Laser treatment of varicose veins: what you need to know?

Laser treatment of varicose veins: what you need to know?

Due to a sedentary lifestyle, today a person very often faces such a problem as varicose veins. Fortunately, modern technologies used in the field of medicine make it possible to get rid of this disease. The most advanced method of treating varicose veins today is laser therapy. It is about her that we will talk further.

Laser therapy for varicose veins

A laser is a highly focused beam of light that a doctor can use to treat varicose veins. During the operation, heat exposure damages the vein, forming scar tissue. This scar tissue closes the vein, the latter loses its ability to conduct blood and dies. After 12-18 months, the scar dissolves and disappears completely.

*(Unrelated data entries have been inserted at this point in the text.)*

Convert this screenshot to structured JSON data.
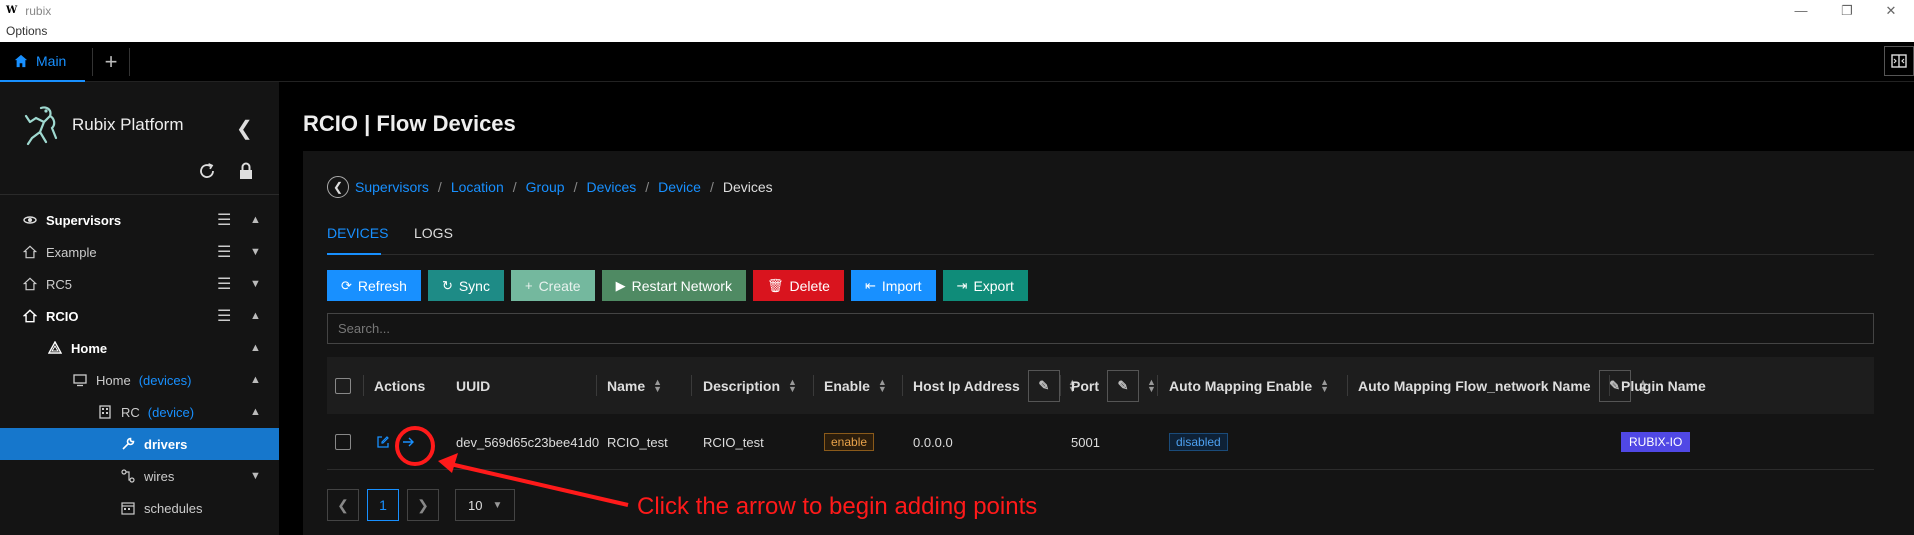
{
  "window": {
    "logo": "W",
    "title": "rubix",
    "menu": "Options"
  },
  "tabs": {
    "main_label": "Main",
    "add_label": "+"
  },
  "sidebar": {
    "brand": "Rubix Platform",
    "items": [
      {
        "label": "Supervisors",
        "icon": "satellite-icon"
      },
      {
        "label": "Example",
        "icon": "home-icon"
      },
      {
        "label": "RC5",
        "icon": "home-icon"
      },
      {
        "label": "RCIO",
        "icon": "home-icon"
      },
      {
        "label": "Home",
        "icon": "network-icon"
      },
      {
        "label": "Home",
        "tag": "(devices)",
        "icon": "monitor-icon"
      },
      {
        "label": "RC",
        "tag": "(device)",
        "icon": "building-icon"
      },
      {
        "label": "drivers",
        "icon": "wrench-icon"
      },
      {
        "label": "wires",
        "icon": "wires-icon"
      },
      {
        "label": "schedules",
        "icon": "calendar-icon"
      }
    ]
  },
  "page": {
    "title": "RCIO | Flow Devices"
  },
  "breadcrumb": {
    "items": [
      "Supervisors",
      "Location",
      "Group",
      "Devices",
      "Device"
    ],
    "current": "Devices"
  },
  "content_tabs": {
    "devices": "DEVICES",
    "logs": "LOGS"
  },
  "toolbar": {
    "refresh": "Refresh",
    "sync": "Sync",
    "create": "Create",
    "restart": "Restart Network",
    "delete": "Delete",
    "import": "Import",
    "export": "Export"
  },
  "search": {
    "placeholder": "Search..."
  },
  "table": {
    "columns": {
      "actions": "Actions",
      "uuid": "UUID",
      "name": "Name",
      "description": "Description",
      "enable": "Enable",
      "host": "Host Ip Address",
      "port": "Port",
      "auto_enable": "Auto Mapping Enable",
      "auto_name": "Auto Mapping Flow_network Name",
      "plugin": "Plugin Name"
    },
    "rows": [
      {
        "uuid": "dev_569d65c23bee41d0",
        "name": "RCIO_test",
        "description": "RCIO_test",
        "enable": "enable",
        "host": "0.0.0.0",
        "port": "5001",
        "auto_enable": "disabled",
        "plugin": "RUBIX-IO"
      }
    ]
  },
  "pagination": {
    "current_page": "1",
    "page_size": "10"
  },
  "annotation": {
    "text": "Click the arrow to begin adding points",
    "color": "#ff1a1a"
  },
  "colors": {
    "accent": "#1890ff",
    "plugin_tag": "#5048e5",
    "delete": "#d9141e"
  }
}
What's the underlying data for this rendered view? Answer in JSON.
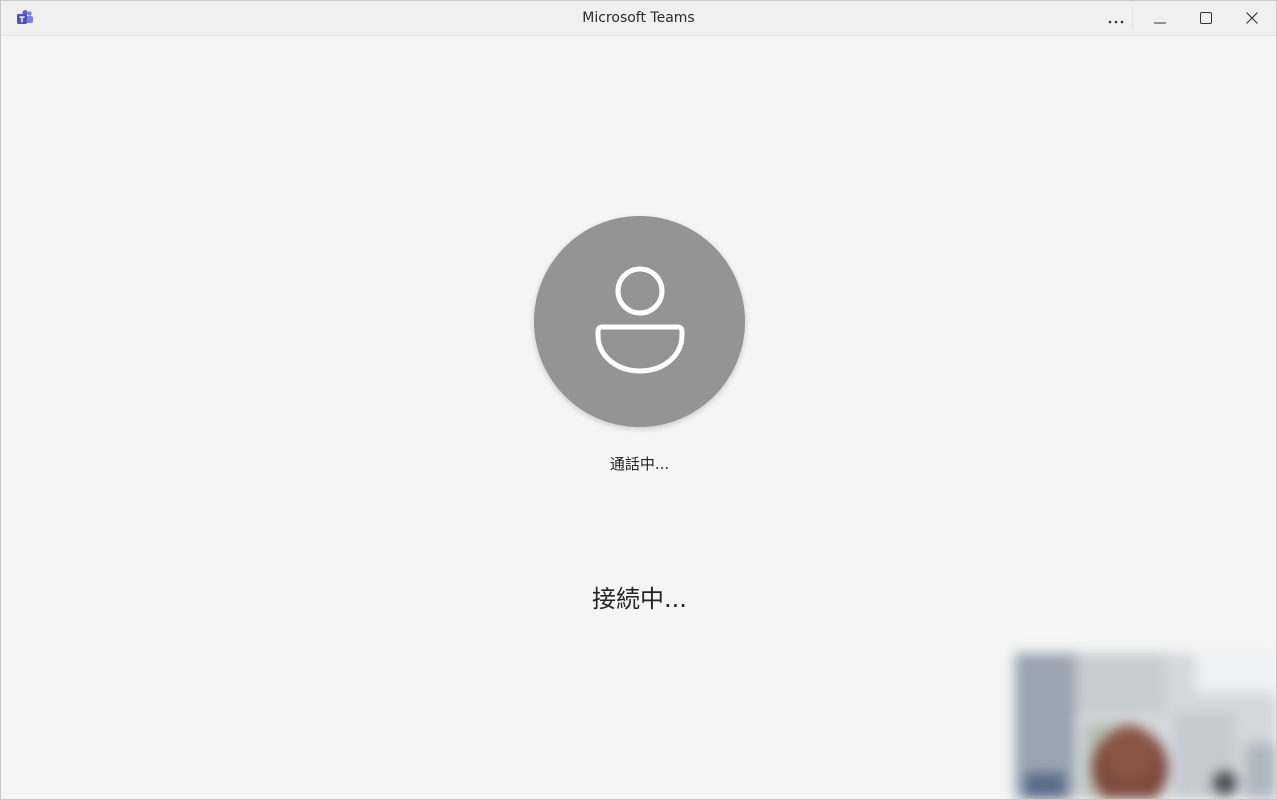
{
  "window": {
    "title": "Microsoft Teams",
    "app_icon": "teams-icon",
    "controls": {
      "more": "more-options-icon",
      "minimize": "minimize-icon",
      "maximize": "maximize-icon",
      "close": "close-icon"
    }
  },
  "call": {
    "avatar_icon": "person-icon",
    "status_small": "通話中...",
    "status_large": "接続中..."
  },
  "colors": {
    "background": "#f5f5f5",
    "avatar_bg": "#949494",
    "teams_brand": "#5b5fc7"
  }
}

There are 2 types of laser treatment for varicose veins:

  • Simple. In this case, manipulations are carried out directly on your skin. This method can be used to treat spider veins and remove the so-called varicose veins located just under the surface of the skin. Usually several sessions are required. They are held every 6-12 weeks. If you have poor circulation feeding these tiny veins, the larger “feeder” vein will need to be surgically treated (IVL, RF, or sclerotherapy) first.
  • Endovenous laser coagulation (EVLK). This method allows you to treat large varicose veins on the legs. The laser fiber is inserted through a thin tube (catheter) into a vein. At the same time, the doctor observes the vein on a duplex ultrasound screen. The laser is less painful than ligation and traditional surgical removal of veins, and after its application, a shorter recovery period. This method requires only local anesthesia or a mild anesthetic (general anesthesia is used for ligation and removal of veins).
  • Laser treatment of varicose veins: what you need to know?

    What to expect after treatment?

    After a simple laser treatment, you will usually be able to walk and return to your normal routine immediately days, and recovery will be very fast.

    After intravenous laser photocoagulation, you will wear compression stockings for 1 week or more. In addition, your doctor will perform a duplex ultrasound to make sure your vein is blocked.


    Simple laser treatment has become very safe and effective over the past 20 years.

    Endovenous laser therapy, in turn, closes the veins in about 94 out of 100 cases. If you are in the 6% that laser treatment did not help, you will need another way to close the veins: radiofrequency therapy or sclerotherapy, and in some cases — surgical removal of a vein.